Outliers — The major culprits for deviating the predictions
In a random scattered plot, we calculate the correlation coefficient to get the relationship between explanatory variable and the response variable. What if all the data points are near the regression line which makes the prediction in the right direction but there might be some data points that are way far from the other points and also deviate the prediction.
Outliers are points that fall away from the cloud of points.
There are 2 types of outliers
- Leverage points — Outliers that fall horizontally away from the center of the cloud but don’t influence the slope of the regression line
- Influential points — Outliers that actually influence the slope of the regression line
How to find if it is influential point or not?
To determine if a point is influential, visualize the regression line with and without the point and see if the slope of the line change considerably

Consider the graph above, there is an outlier here. Can you think which type of outlier is this? Is this influential? What happens to slope if the data point which is the outlier is removed. It appears that the line would say in exactly the same place. So, the outlier point is actually on the trajectory of the regression line. Therefore it does not influence it. This makes this point a leverage point.

How about this example?

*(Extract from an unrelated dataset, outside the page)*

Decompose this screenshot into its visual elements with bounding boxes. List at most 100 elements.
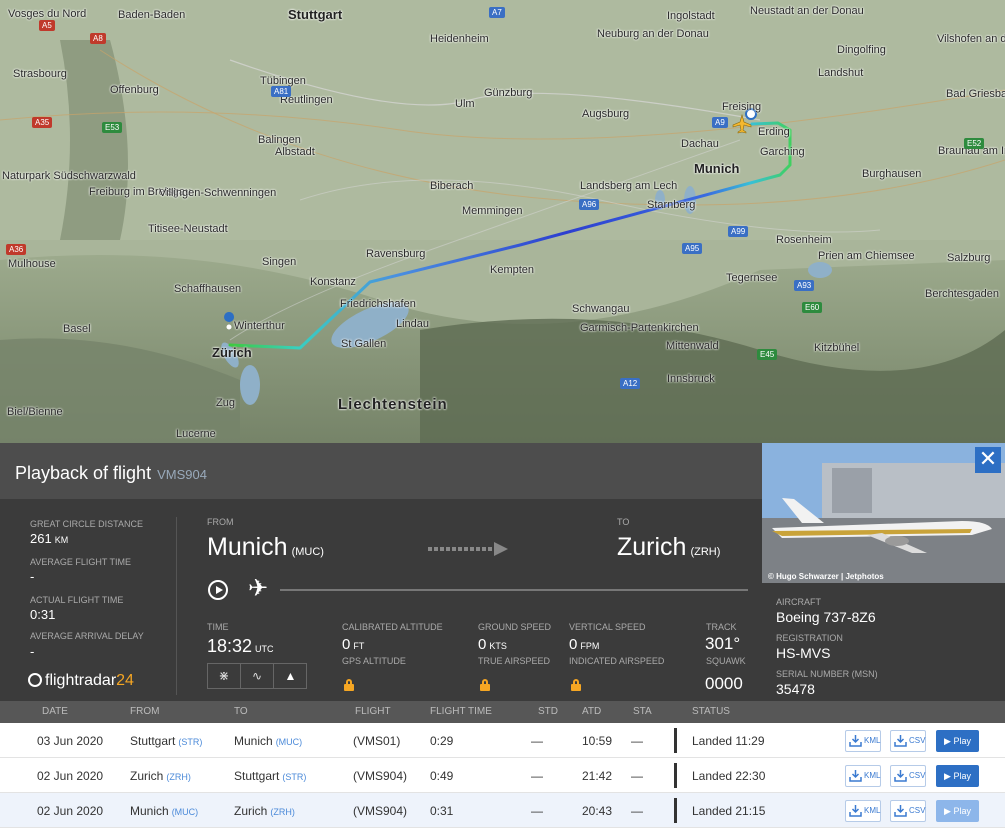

The point is outlier and if the point is removed, the line could be a horizantal line and X does not seems to be dependent on Y. The outlier here changes the interpretation of the data. So this is an influential point.
Some point to remember:
- Influential points change the slope (not necessarily the intercept).
- They can reduce R-squared if the remainder of the data show a strong relationship and there is only one or few points that are outside the trajectory of the regression line.
- High leverage points (points farther from the center of the data) are more likely to be influential.
- An influential point does not necessarily change the form of relationship between the variables.